The physical retail world is under enormous pressure from the online. There's nothing wrong with competition, argues Sam Encel, but the playing ground should be more level than it is.
Anyone travelling through Bali in the ‘90s will remember those little aluminium tubes of coloured glue, with straws to blow them into balloons - great for idle afternoons by the pool, probably not so for the formation of young brains, due to the noxious fumes. I paid about 20 cents a pack in Bali and sold them at recess for the terrific mark-up of $2, however I was soon forced on to the black market by school policy; under-table transactions at the back of class and clandestine rendezvous in the car park were my introduction to commerce.
Things evolved, and towards the end of high school I’d moved onto electronics arbitrage. Gadgets were much cheaper in Japan and available long before they were in Australia. I’d leave school on a Friday afternoon to fly to Tokyo, arrive Saturday morning, take a train to the electronics district and buy anywhere between $10,000 and $15,000 in cameras, computers and MP3 players to be sold on eBay. If I had any spare time, I’d get some McDonald’s and relax at an internet café before flying out on Saturday night. I only did it about 10 times before competition from other wily, pimpled teens put me out of business, but it was fun while it lasted.
The fact that I was circumventing local industry didn’t cross my mind at the time, but today the shoe is on the other foot. Soon I’ll be working in the family business, which has been distributing and retailing audio-visual equipment for over 60 years, and I’ll be up against far more competition than a few jet-lagged teenagers.
Change in the industry over the past 10 years has been striking. We’re all well versed in the threat by now: people aren’t buying less, but shifting their spending to online retailers and hollowing out conventional physical presences as a result. With that comes the spectre of job losses in a sector that is responsible for 10 per cent of employment – either to more efficient online domestic operations, or more alarmingly for some, overseas online retailers.
Offshoring is great. It usually means lower prices (yay for consumers!), and creates capital and employment in developing countries. Unsustainable businesses and industries in Australia shouldn’t be propped up because of sentimentalities, and if retail gets trumped by online based on merit, then so be it.
We don’t, however, want to shed jobs and lose them to the world simply because of self-imposed and arbitrary hurdles. Retail faces a maelstrom of regulatory constraints that it needn’t, and that online doesn’t.
A workplace relations regime designed to protect the rights of the employee with draconian unfair dismissal provisions has entirely the opposite effect. It’s too hard to let bad people go, and as a result, small businesses are wary of hiring new staff, even when there’s a need. Council zoning artificially inflates rents in designated retail precincts and deflates them in industrial areas.
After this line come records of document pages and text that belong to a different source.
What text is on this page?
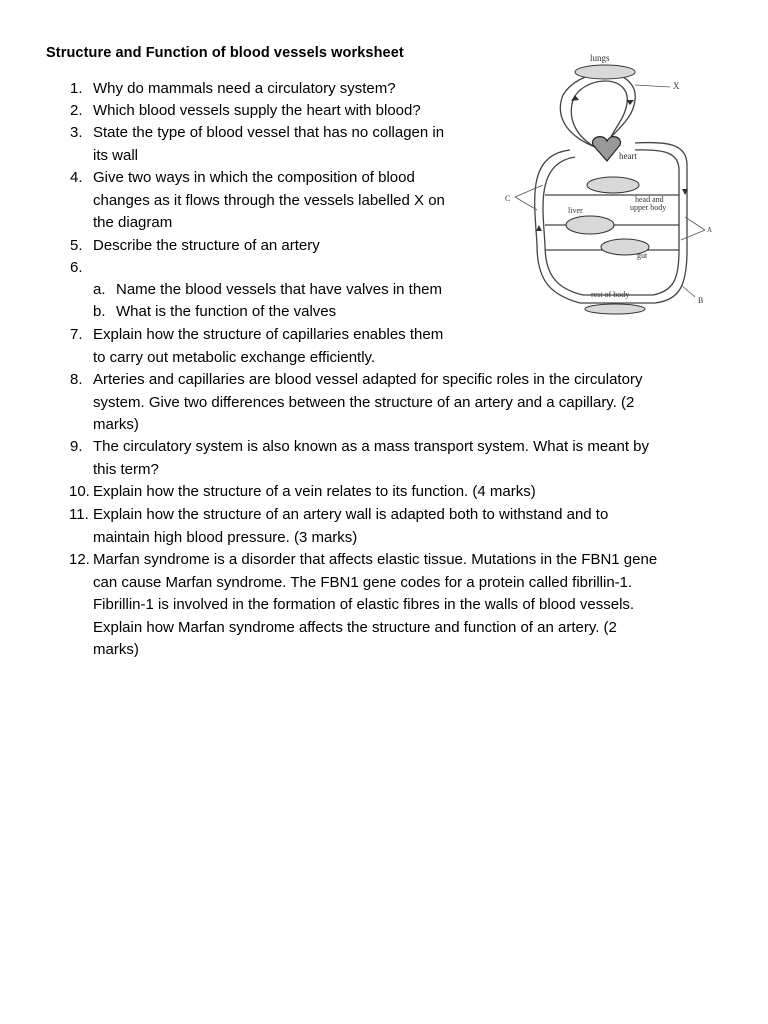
Structure and Function of blood vessels worksheet
1. Why do mammals need a circulatory system?
2. Which blood vessels supply the heart with blood?
3. State the type of blood vessel that has no collagen in
its wall
4. Give two ways in which the composition of blood
changes as it flows through the vessels labelled X on
the diagram
5. Describe the structure of an artery
6.
a. Name the blood vessels that have valves in them
b. What is the function of the valves
7. Explain how the structure of capillaries enables them
to carry out metabolic exchange efficiently.
8. Arteries and capillaries are blood vessel adapted for specific roles in the circulatory
system. Give two differences between the structure of an artery and a capillary. (2
marks)
9. The circulatory system is also known as a mass transport system. What is meant by
this term?
10. Explain how the structure of a vein relates to its function. (4 marks)
11. Explain how the structure of an artery wall is adapted both to withstand and to
maintain high blood pressure. (3 marks)
12. Marfan syndrome is a disorder that affects elastic tissue. Mutations in the FBN1 gene
can cause Marfan syndrome. The FBN1 gene codes for a protein called fibrillin-1.
Fibrillin-1 is involved in the formation of elastic fibres in the walls of blood vessels.
Explain how Marfan syndrome affects the structure and function of an artery. (2
marks)
lungs
X
heart
C	head and
upper body
liver
A
gut
rest of body
B
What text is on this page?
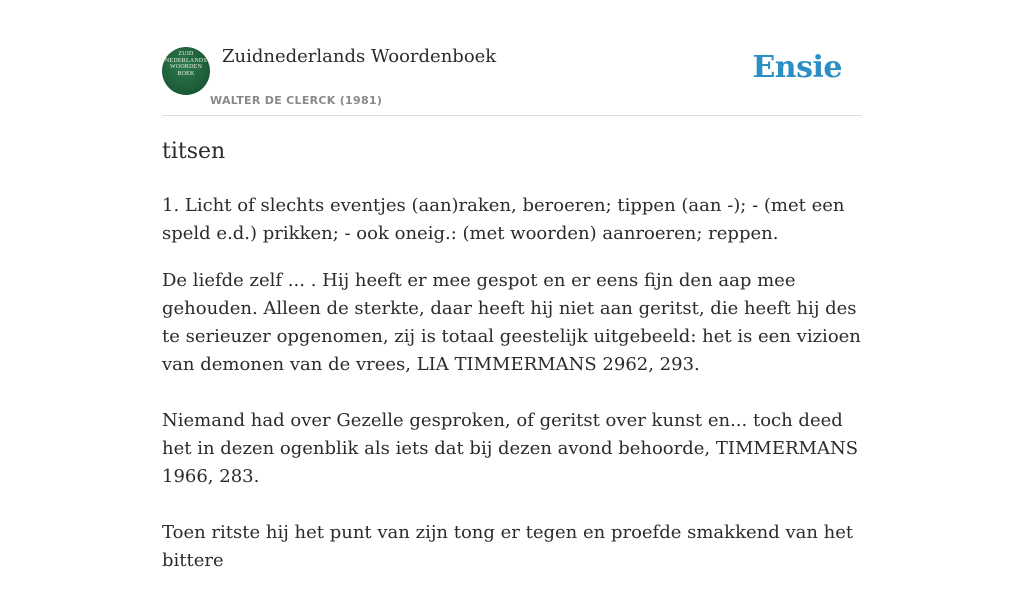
ZUID
NEDERLANDS
WOORDEN
BOEK
Zuidnederlands Woordenboek
WALTER DE CLERCK (1981)
Ensie
titsen

1. Licht of slechts eventjes (aan)raken, beroeren; tippen (aan -); - (met een speld e.d.) prikken; - ook oneig.: (met woorden) aanroeren; reppen.

De liefde zelf ... . Hij heeft er mee gespot en er eens fijn den aap mee gehouden. Alleen de sterkte, daar heeft hij niet aan geritst, die heeft hij des te serieuzer opgenomen, zij is totaal geestelijk uitgebeeld: het is een vizioen van demonen van de vrees, LIA TIMMERMANS 2962, 293.

Niemand had over Gezelle gesproken, of geritst over kunst en... toch deed het in dezen ogenblik als iets dat bij dezen avond behoorde, TIMMERMANS 1966, 283.

Toen ritste hij het punt van zijn tong er tegen en proefde smakkend van het bittere
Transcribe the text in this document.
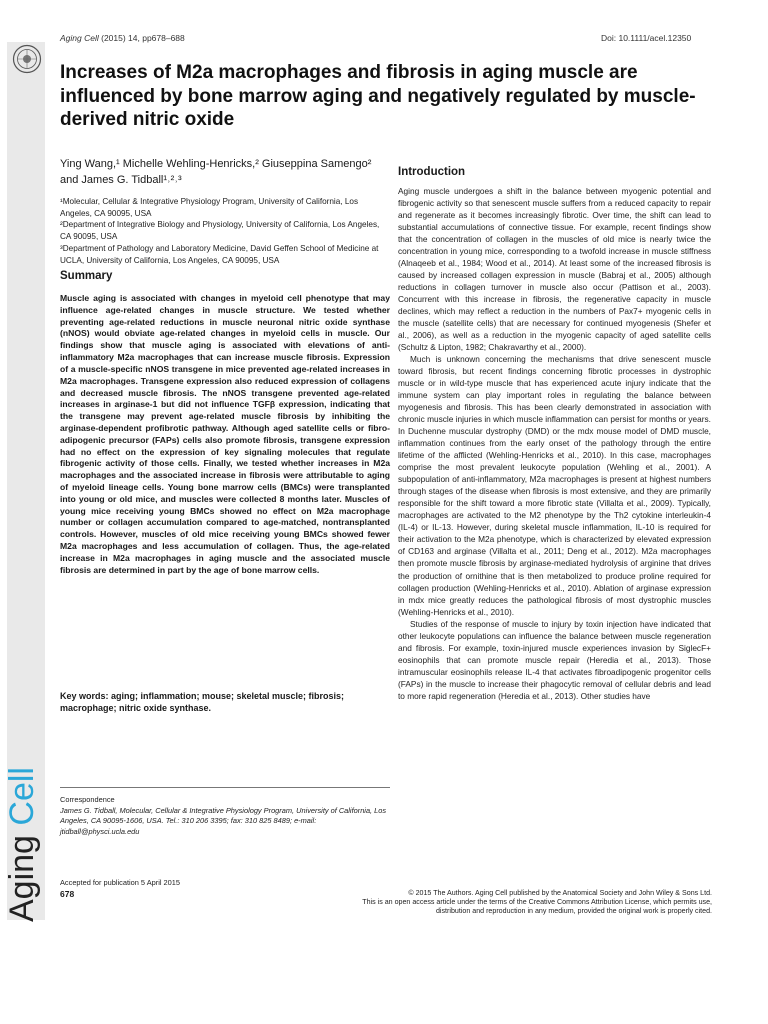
Aging Cell
Aging Cell (2015) 14, pp678–688	Doi: 10.1111/acel.12350
Increases of M2a macrophages and fibrosis in aging muscle are influenced by bone marrow aging and negatively regulated by muscle-derived nitric oxide
Ying Wang,¹ Michelle Wehling-Henricks,² Giuseppina Samengo² and James G. Tidball¹˒²˒³

¹Molecular, Cellular & Integrative Physiology Program, University of California, Los Angeles, CA 90095, USA

²Department of Integrative Biology and Physiology, University of California, Los Angeles, CA 90095, USA

³Department of Pathology and Laboratory Medicine, David Geffen School of Medicine at UCLA, University of California, Los Angeles, CA 90095, USA

Summary
Muscle aging is associated with changes in myeloid cell phenotype that may influence age-related changes in muscle structure. We tested whether preventing age-related reductions in muscle neuronal nitric oxide synthase (nNOS) would obviate age-related changes in myeloid cells in muscle. Our findings show that muscle aging is associated with elevations of anti-inflammatory M2a macrophages that can increase muscle fibrosis. Expression of a muscle-specific nNOS transgene in mice prevented age-related increases in M2a macrophages. Transgene expression also reduced expression of collagens and decreased muscle fibrosis. The nNOS transgene prevented age-related increases in arginase-1 but did not influence TGFβ expression, indicating that the transgene may prevent age-related muscle fibrosis by inhibiting the arginase-dependent profibrotic pathway. Although aged satellite cells or fibro-adipogenic precursor (FAPs) cells also promote fibrosis, transgene expression had no effect on the expression of key signaling molecules that regulate fibrogenic activity of those cells. Finally, we tested whether increases in M2a macrophages and the associated increase in fibrosis were attributable to aging of myeloid lineage cells. Young bone marrow cells (BMCs) were transplanted into young or old mice, and muscles were collected 8 months later. Muscles of young mice receiving young BMCs showed no effect on M2a macrophage number or collagen accumulation compared to age-matched, nontransplanted controls. However, muscles of old mice receiving young BMCs showed fewer M2a macrophages and less accumulation of collagen. Thus, the age-related increase in M2a macrophages in aging muscle and the associated muscle fibrosis are determined in part by the age of bone marrow cells.
Key words: aging; inflammation; mouse; skeletal muscle; fibrosis; macrophage; nitric oxide synthase.

Correspondence

James G. Tidball, Molecular, Cellular & Integrative Physiology Program, University of California, Los Angeles, CA 90095-1606, USA. Tel.: 310 206 3395; fax: 310 825 8489; e-mail: jtidball@physci.ucla.edu

Accepted for publication 5 April 2015
Introduction

Aging muscle undergoes a shift in the balance between myogenic potential and fibrogenic activity so that senescent muscle suffers from a reduced capacity to repair and regenerate as it becomes increasingly fibrotic. Over time, the shift can lead to substantial accumulations of connective tissue. For example, recent findings show that the concentration of collagen in the muscles of old mice is nearly twice the concentration in young mice, corresponding to a twofold increase in muscle stiffness (Alnaqeeb et al., 1984; Wood et al., 2014). At least some of the increased fibrosis is caused by increased collagen expression in muscle (Babraj et al., 2005) although reductions in collagen turnover in muscle also occur (Pattison et al., 2003). Concurrent with this increase in fibrosis, the regenerative capacity in muscle declines, which may reflect a reduction in the numbers of Pax7+ myogenic cells in the muscle (satellite cells) that are necessary for continued myogenesis (Shefer et al., 2006), as well as a reduction in the myogenic capacity of aged satellite cells (Schultz & Lipton, 1982; Chakravarthy et al., 2000).

Much is unknown concerning the mechanisms that drive senescent muscle toward fibrosis, but recent findings concerning fibrotic processes in dystrophic muscle or in wild-type muscle that has experienced acute injury indicate that the immune system can play important roles in regulating the balance between myogenesis and fibrosis. This has been clearly demonstrated in association with chronic muscle injuries in which muscle inflammation can persist for months or years. In Duchenne muscular dystrophy (DMD) or the mdx mouse model of DMD muscle, inflammation continues from the early onset of the pathology through the entire lifetime of the afflicted (Wehling-Henricks et al., 2010). In this case, macrophages comprise the most prevalent leukocyte population (Wehling et al., 2001). A subpopulation of anti-inflammatory, M2a macrophages is present at highest numbers through stages of the disease when fibrosis is most extensive, and they are primarily responsible for the shift toward a more fibrotic state (Villalta et al., 2009). Typically, macrophages are activated to the M2 phenotype by the Th2 cytokine interleukin-4 (IL-4) or IL-13. However, during skeletal muscle inflammation, IL-10 is required for their activation to the M2a phenotype, which is characterized by elevated expression of CD163 and arginase (Villalta et al., 2011; Deng et al., 2012). M2a macrophages then promote muscle fibrosis by arginase-mediated hydrolysis of arginine that drives the production of ornithine that is then metabolized to produce proline required for collagen production (Wehling-Henricks et al., 2010). Ablation of arginase expression in mdx mice greatly reduces the pathological fibrosis of most dystrophic muscles (Wehling-Henricks et al., 2010).

Studies of the response of muscle to injury by toxin injection have indicated that other leukocyte populations can influence the balance between muscle regeneration and fibrosis. For example, toxin-injured muscle experiences invasion by SiglecF+ eosinophils that can promote muscle repair (Heredia et al., 2013). Those intramuscular eosinophils release IL-4 that activates fibroadipogenic progenitor cells (FAPs) in the muscle to increase their phagocytic removal of cellular debris and lead to more rapid regeneration (Heredia et al., 2013). Other studies have

678	© 2015 The Authors. Aging Cell published by the Anatomical Society and John Wiley & Sons Ltd.

This is an open access article under the terms of the Creative Commons Attribution License, which permits use,

distribution and reproduction in any medium, provided the original work is properly cited.
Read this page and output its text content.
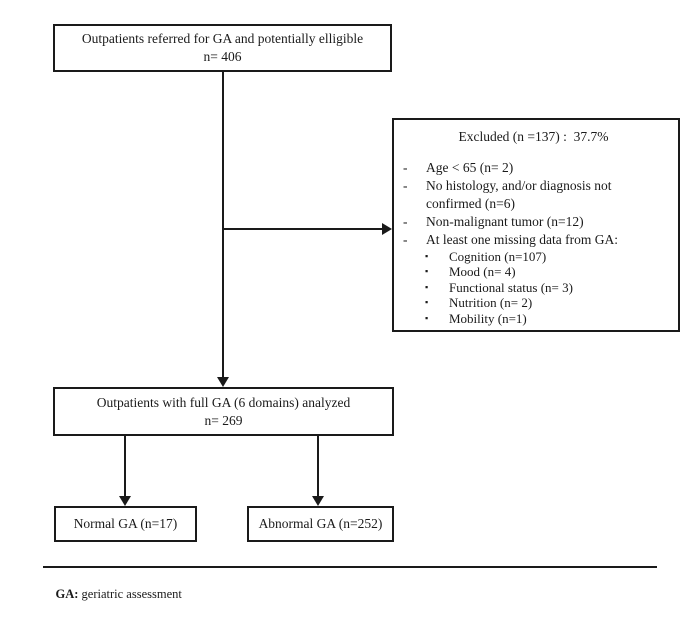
Outpatients referred for GA and potentially elligible
n= 406
Excluded (n =137) :  37.7%
-	Age < 65 (n= 2)
-	No histology, and/or diagnosis not confirmed (n=6)
-	Non-malignant tumor (n=12)
-	At least one missing data from GA:
▪	Cognition (n=107)
▪	Mood (n= 4)
▪	Functional status (n= 3)
▪	Nutrition (n= 2)
▪	Mobility (n=1)
Outpatients with full GA (6 domains) analyzed
n= 269
Normal GA (n=17)	Abnormal GA (n=252)

GA: geriatric assessment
My problem with online retail isn’t that it’s undercutting bricks and mortar – it’s that it does so by freeriding. How many of us have gone into a shop to try something out and then bought it online? That’s fine until physical stores disappear and you’re left staring at a screen wondering whether your flat, hobbit-like feet will fit into that pair of size x-ty-two Nikes.
Gerry Harvey has been the butt of some undeserved vitriol for his campaign to subject personal online imports to the same arrangements as business. In principle he’s correct. Yes, I might be able to get an automated European schnitzel-crumber for half the price on the net compared to the high street here, and applying GST and duty won’t stop me from doing so. But there’s also plenty of products where the differential between online and physical is only 10 to 30 per cent and the even application of tax might nudge me to buy locally.
The problem is the practicalities. In its recent inquiry into the retail industry, the Productivity Commission estimated that for Customs to drop the low-value threshold (where tax and formal import arrangements apply) from $1,000 to $100, $500 million in revenue would be gained at a cost of $1.2 billion in administration. Yikes.
On the face of it, online plays just a bit-part in the chipping away of bricks and mortar. It represents about six per cent of total retail sales in Australia, a third of which goes to offshore operators. It’s growing fast though – by 10 to 15 per cent over the next three years. And many physical retailers are already price-setting based on online to address comparison shopping.
So do we make online more like retail, subject it to the burden of regulation and pummel everyone equally?
Economics isn’t a game of tit for tat and closing loopholes isn’t a panacea. Let’s focus on a broken IR system, antiquated trading laws and stifling zoning restrictions for a start. Elevate retail – don’t drag down online.